Thursday 15 December 2016

Menulis (3.5): Mengembangkan Ide

Ersis Warmasyah Abbas

TIAP hari ide menyapa. Apabila pikiran masih mampu beroperasi, alat indra masih berfungsi, perasaan masih normal, tentunya. Kekurangan ide sesuatu yang tidak mungkin. Banyak orang disapa ide yang adakalanya minta ‘dilayani’, dipaksa ide. Desakan ide, dalam kerangka menulis, bisa bikin pusing. Apalagi, kalau tidak mampu me-manage-nya. Puizzzing.

Pada bagian terdahulu didiskusikan bagaimana memilih ide, yaitu yang paling mungkin dikembangkan, mengenai apa-apa yang paling ‘dekat’, yang dikuasai.
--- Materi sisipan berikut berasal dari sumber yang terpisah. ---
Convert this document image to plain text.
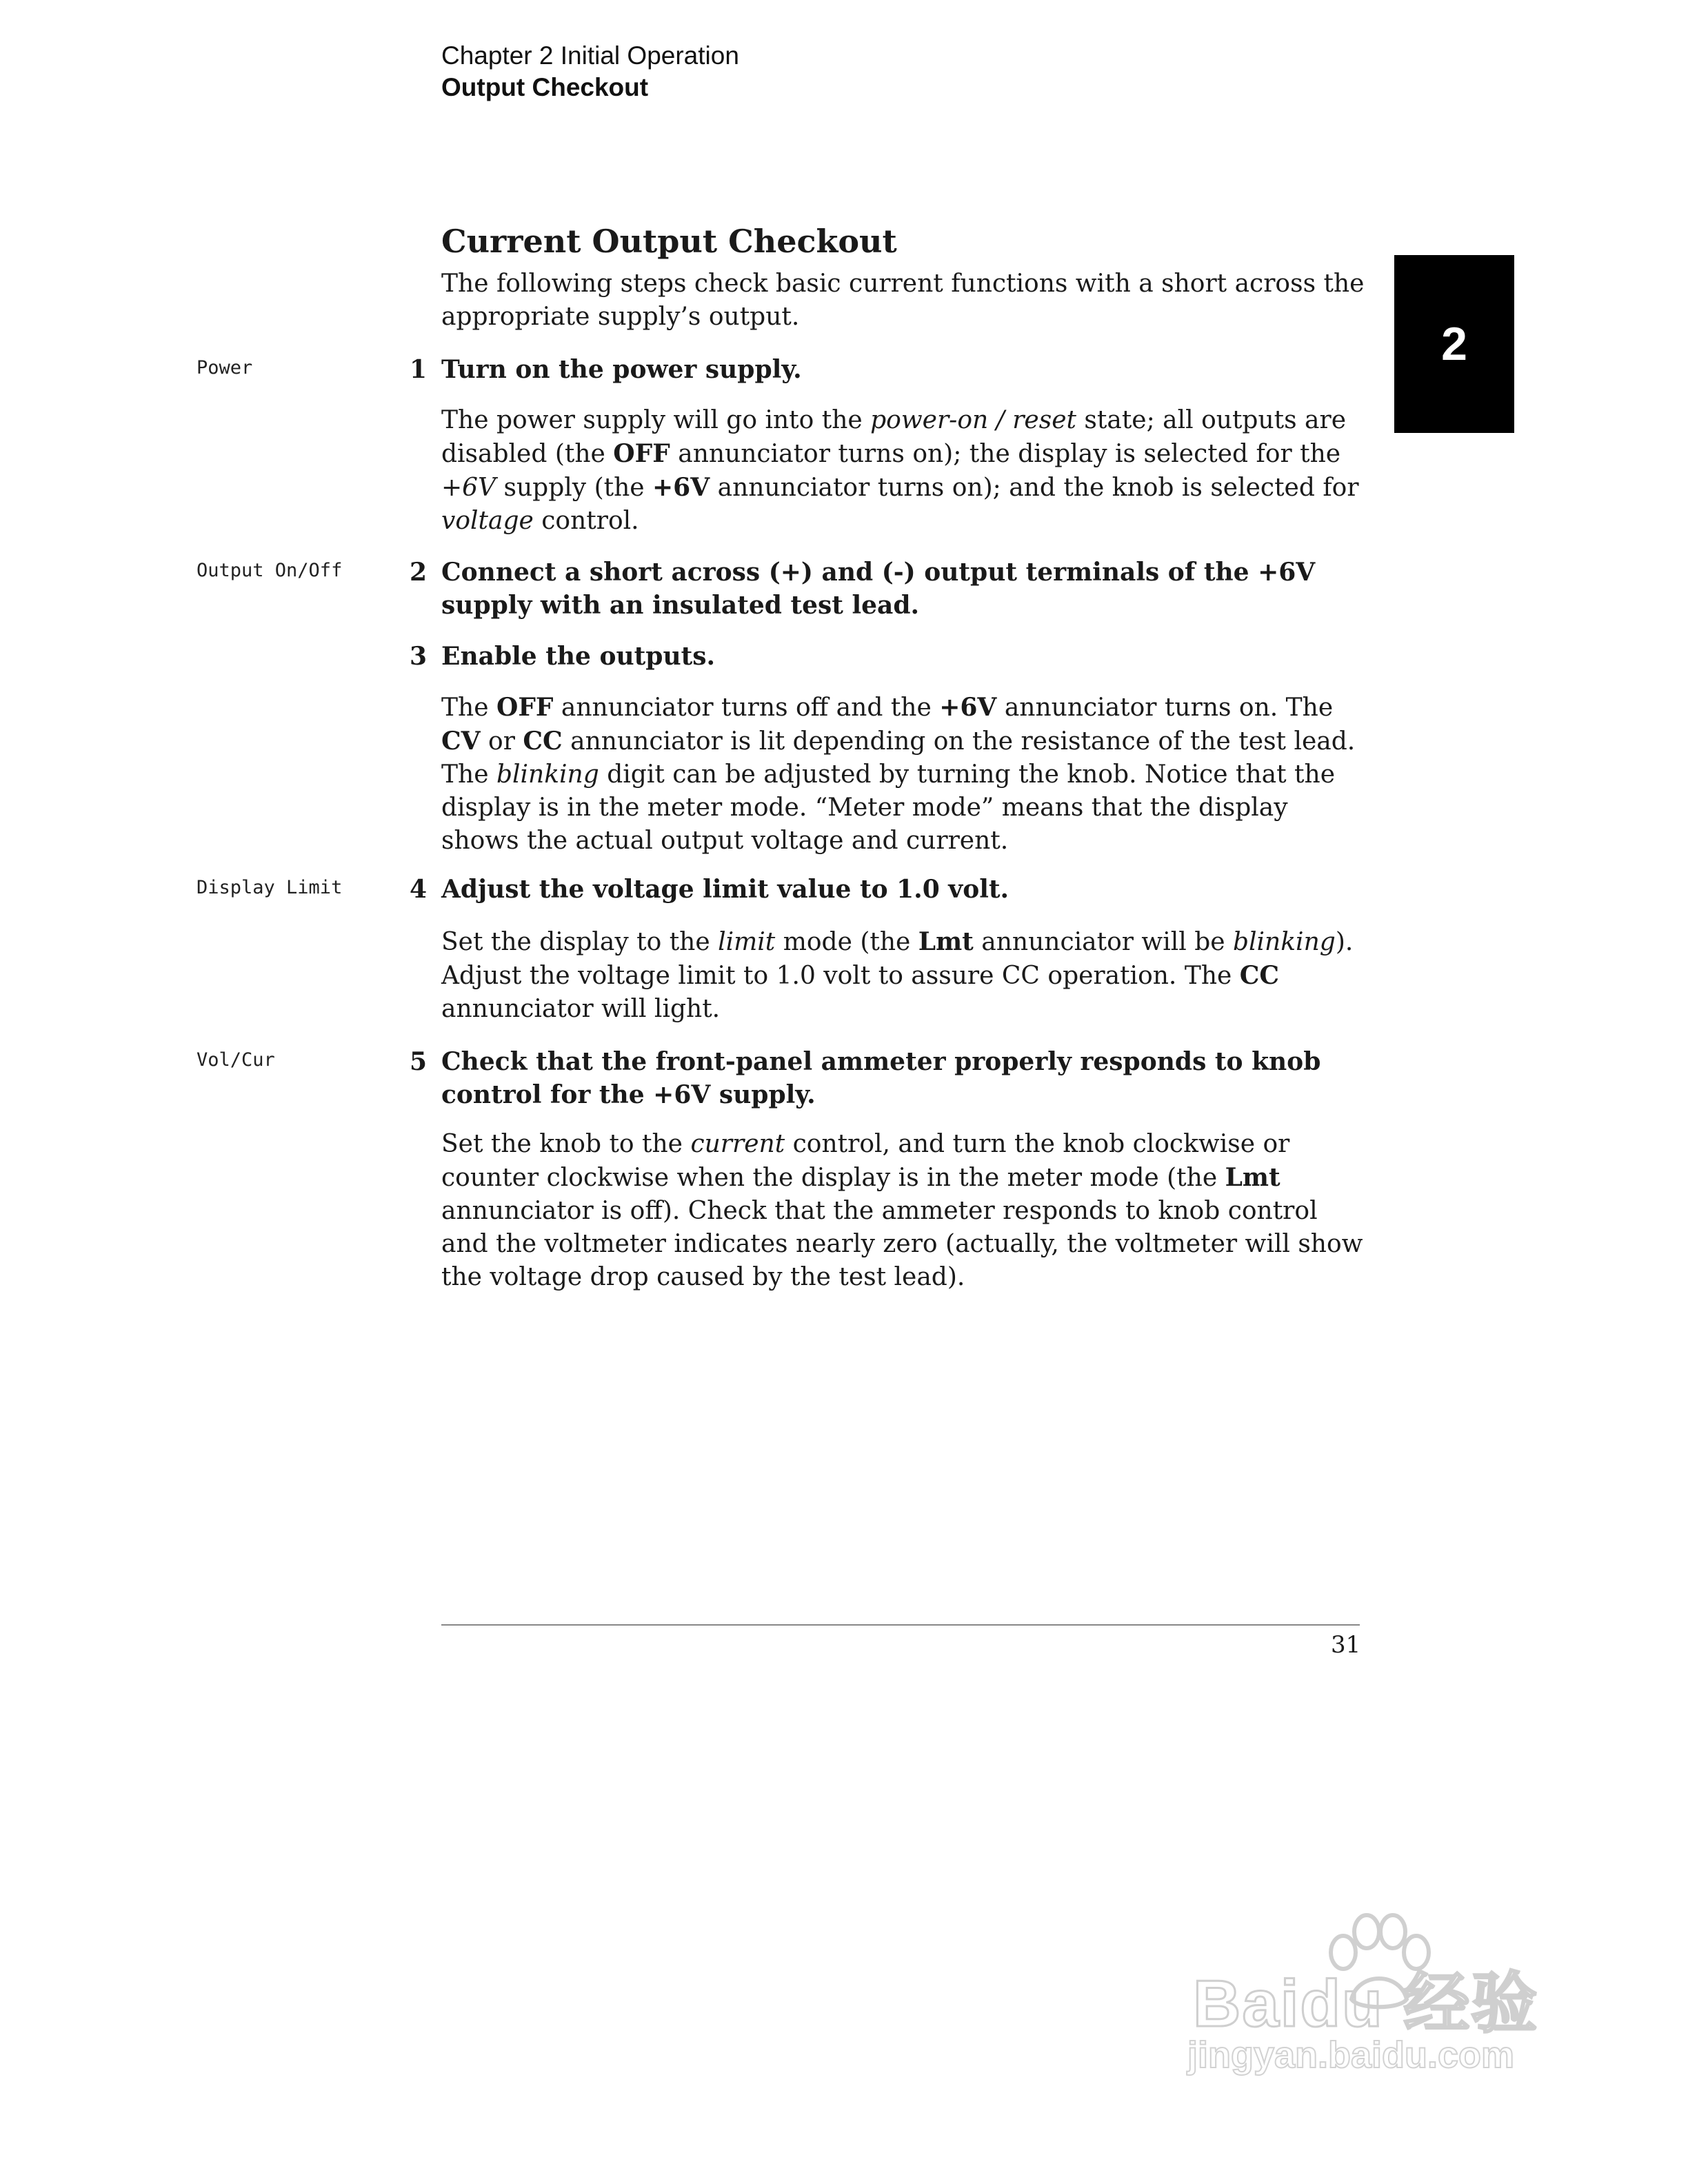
Chapter 2 Initial Operation
Output Checkout
2
Current Output Checkout
The following steps check basic current functions with a short across the appropriate supply’s output.
Power
Output On/Off
Display Limit
Vol/Cur
1 Turn on the power supply.
The power supply will go into the power-on / reset state; all outputs are disabled (the OFF annunciator turns on); the display is selected for the +6V supply (the +6V annunciator turns on); and the knob is selected for voltage control.
2 Connect a short across (+) and (-) output terminals of the +6V supply with an insulated test lead.
3 Enable the outputs.
The OFF annunciator turns off and the +6V annunciator turns on. The CV or CC annunciator is lit depending on the resistance of the test lead. The blinking digit can be adjusted by turning the knob. Notice that the display is in the meter mode. “Meter mode” means that the display shows the actual output voltage and current.
4 Adjust the voltage limit value to 1.0 volt.
Set the display to the limit mode (the Lmt annunciator will be blinking). Adjust the voltage limit to 1.0 volt to assure CC operation. The CC annunciator will light.
5 Check that the front-panel ammeter properly responds to knob control for the +6V supply.
Set the knob to the current control, and turn the knob clockwise or counter clockwise when the display is in the meter mode (the Lmt annunciator is off). Check that the ammeter responds to knob control and the voltmeter indicates nearly zero (actually, the voltmeter will show the voltage drop caused by the test lead).
31
Baidu 经验
jingyan.baidu.com
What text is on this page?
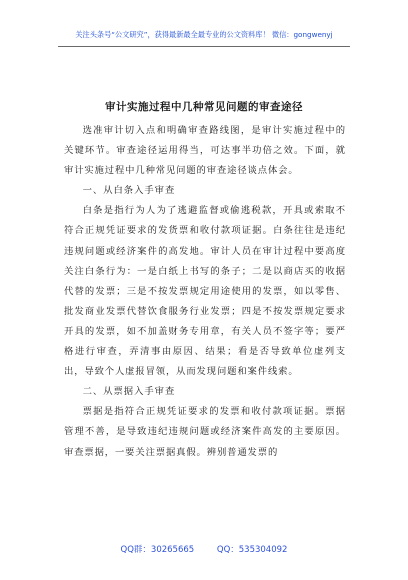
关注头条号“公文研究”，获得最新最全最专业的公文资料库！ 微信：gongwenyj
审计实施过程中几种常见问题的审查途径

选准审计切入点和明确审查路线图，是审计实施过程中的关键环节。审查途径运用得当，可达事半功倍之效。下面，就审计实施过程中几种常见问题的审查途径谈点体会。

一、从白条入手审查

白条是指行为人为了逃避监督或偷逃税款，开具或索取不符合正规凭证要求的发货票和收付款项证据。白条往往是违纪违规问题或经济案件的高发地。审计人员在审计过程中要高度关注白条行为：一是白纸上书写的条子；二是以商店买的收据代替的发票；三是不按发票规定用途使用的发票，如以零售、批发商业发票代替饮食服务行业发票；四是不按发票规定要求开具的发票，如不加盖财务专用章，有关人员不签字等；要严格进行审查，弄清事由原因、结果；看是否导致单位虚列支出，导致个人虚报冒领，从而发现问题和案件线索。

二、从票据入手审查

票据是指符合正规凭证要求的发票和收付款项证据。票据管理不善，是导致违纪违规问题或经济案件高发的主要原因。审查票据，一要关注票据真假。辨别普通发票的

QQ群：30265665	QQ：535304092
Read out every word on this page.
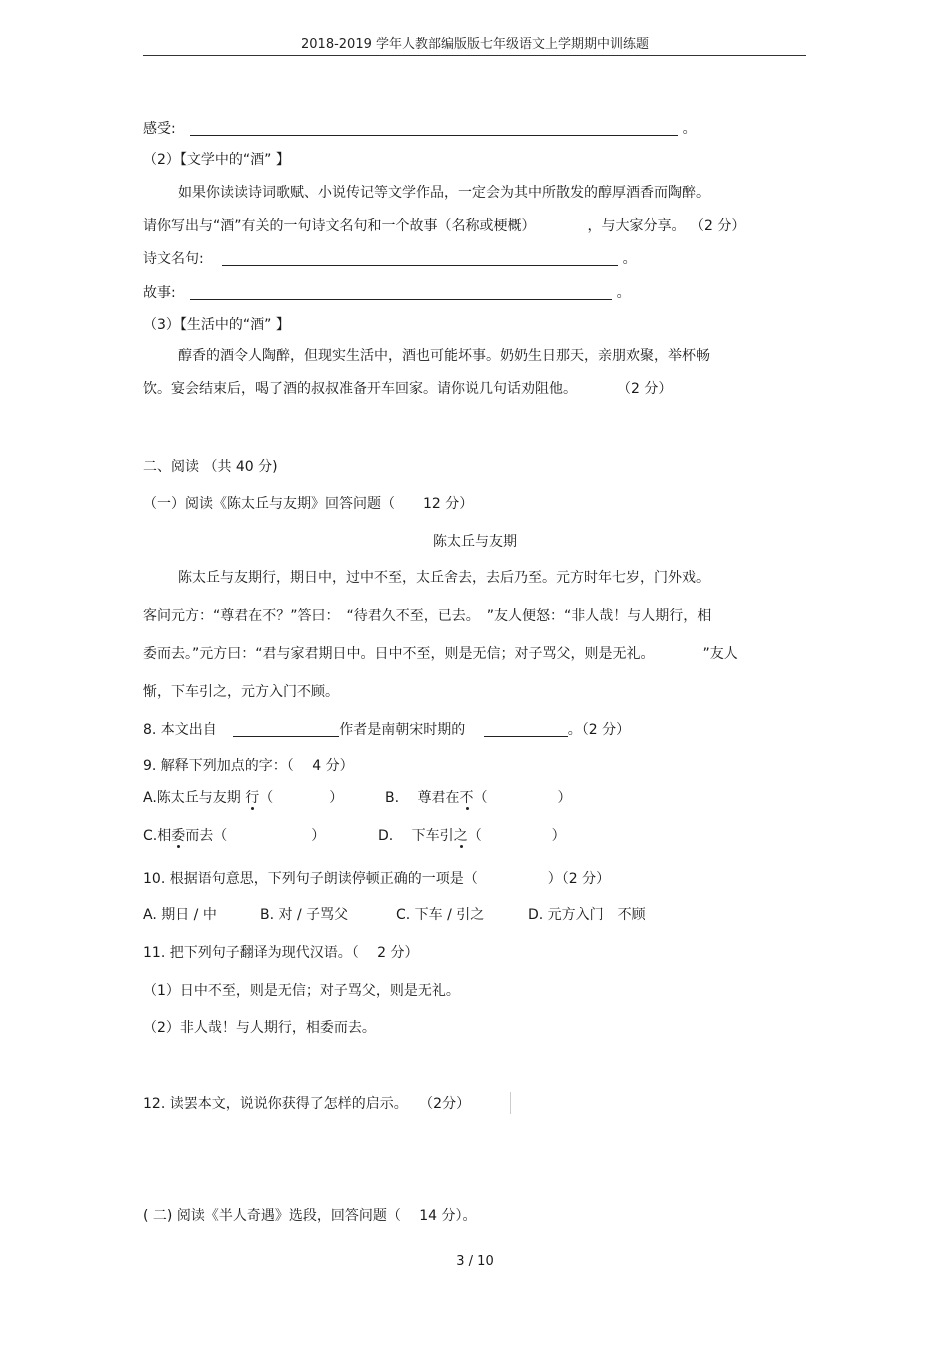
2018-2019 学年人教部编版版七年级语文上学期期中训练题
感受:	。
（2）【文学中的“酒” 】
如果你读读诗词歌赋、小说传记等文学作品，一定会为其中所散发的醇厚酒香而陶醉。
请你写出与“酒”有关的一句诗文名句和一个故事（名称或梗概）	，与大家分享。 （2 分）
诗文名句:	。
故事:	。
（3）【生活中的“酒” 】
醇香的酒令人陶醉，但现实生活中，酒也可能坏事。奶奶生日那天，亲朋欢聚，举杯畅
饮。宴会结束后，喝了酒的叔叔准备开车回家。请你说几句话劝阻他。	（2 分）
二、阅读 （共 40 分)
（一）阅读《陈太丘与友期》回答问题（　　12 分）
陈太丘与友期
陈太丘与友期行，期日中，过中不至，太丘舍去，去后乃至。元方时年七岁，门外戏。
客问元方：“尊君在不？”答曰：　“待君久不至，已去。　”友人便怒：“非人哉！与人期行，相
委而去。”元方曰：“君与家君期日中。日中不至，则是无信；对子骂父，则是无礼。	”友人
惭，下车引之，元方入门不顾。
8. 本文出自	作者是南朝宋时期的	。（2 分）
9. 解释下列加点的字：（　 4 分）
A.陈太丘与友期 行（　　　　）	B.　 尊君在不（　　　　　）
C.相委而去（　　　　　　）	D.　 下车引之（　　　　　）
10. 根据语句意思，下列句子朗读停顿正确的一项是（　　　　　）（2 分）
A. 期日 / 中	B. 对 / 子骂父	C. 下车 / 引之	D. 元方入门　不顾
11. 把下列句子翻译为现代汉语。（　 2 分）
（1）日中不至，则是无信；对子骂父，则是无礼。
（2）非人哉！与人期行，相委而去。
12. 读罢本文，说说你获得了怎样的启示。　 （2分）
( 二) 阅读《半人奇遇》选段，回答问题（　 14 分）。
3 / 10
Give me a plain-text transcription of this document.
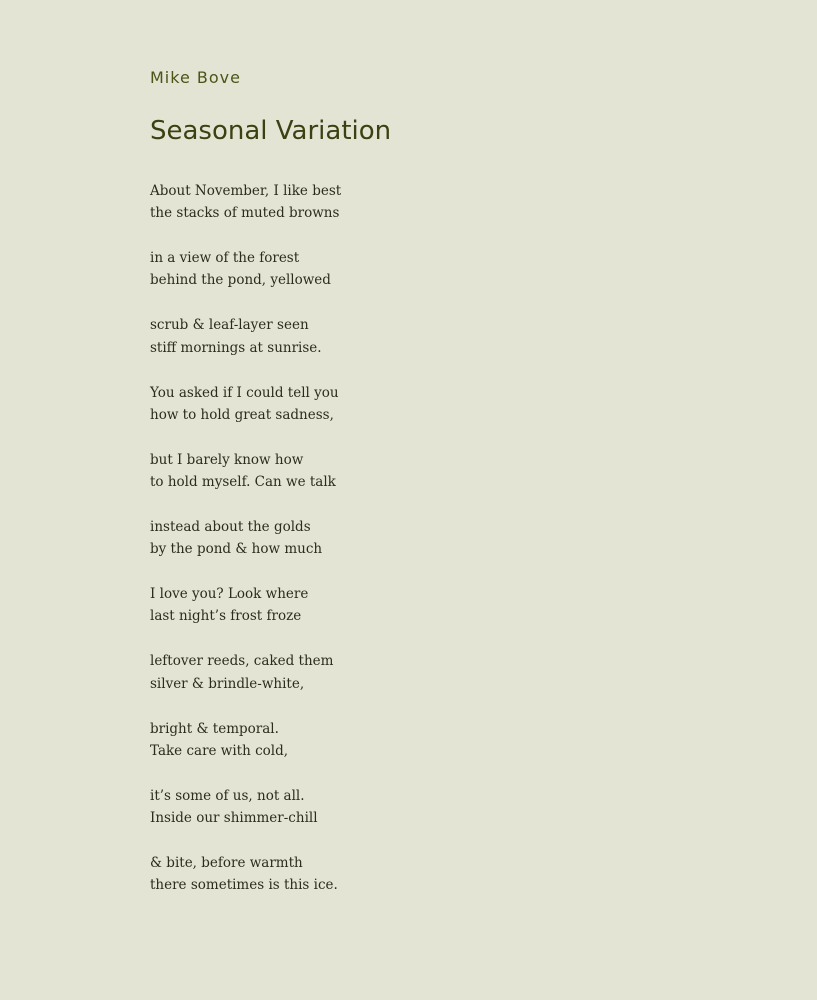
Mike Bove
Seasonal Variation
About November, I like best
the stacks of muted browns
in a view of the forest
behind the pond, yellowed
scrub & leaf-layer seen
stiff mornings at sunrise.
You asked if I could tell you
how to hold great sadness,
but I barely know how
to hold myself. Can we talk
instead about the golds
by the pond & how much
I love you? Look where
last night’s frost froze
leftover reeds, caked them
silver & brindle-white,
bright & temporal.
Take care with cold,
it’s some of us, not all.
Inside our shimmer-chill
& bite, before warmth
there sometimes is this ice.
Pantikan ide menulis novel lebih hebat dari Habiburrahman El Shirazy tentu bagus, hanya saja, ukurlah bayang-bayang diri. Tidak semua ide pantas dilayani, dikembangkan.

Begini. Saya bukanlah pengangguran dalam arti mempunyai banyak waktu luang. Apalagi, saat ini sedang mengikuti program Doktoral. Saya ingin, berkemauan, punya ide menulis buku. Tapi, tidak mungkin meluangkan waktu khusus menulis buku.

Sebelum kuliah, mengampu beberapa mata kuliah di kampus. Kalau pengeluh, apalagi ditambah tugas kampus lainnya, membuat pusing. Mana pula, memelihara 20 kolam ikan, menerbitkan Bandjarbaoe Post, kontrak kerja sama penelitian, dan pekerjaan rutin lainnya. Memiliki keluarga yang menjadi tanggung jawab. Melayani tugas sampingan menghadiri undangan sebagai pemakalah, pelatihan menulis, dan sebagainya, kiranya tidak punya waktu. Lalu?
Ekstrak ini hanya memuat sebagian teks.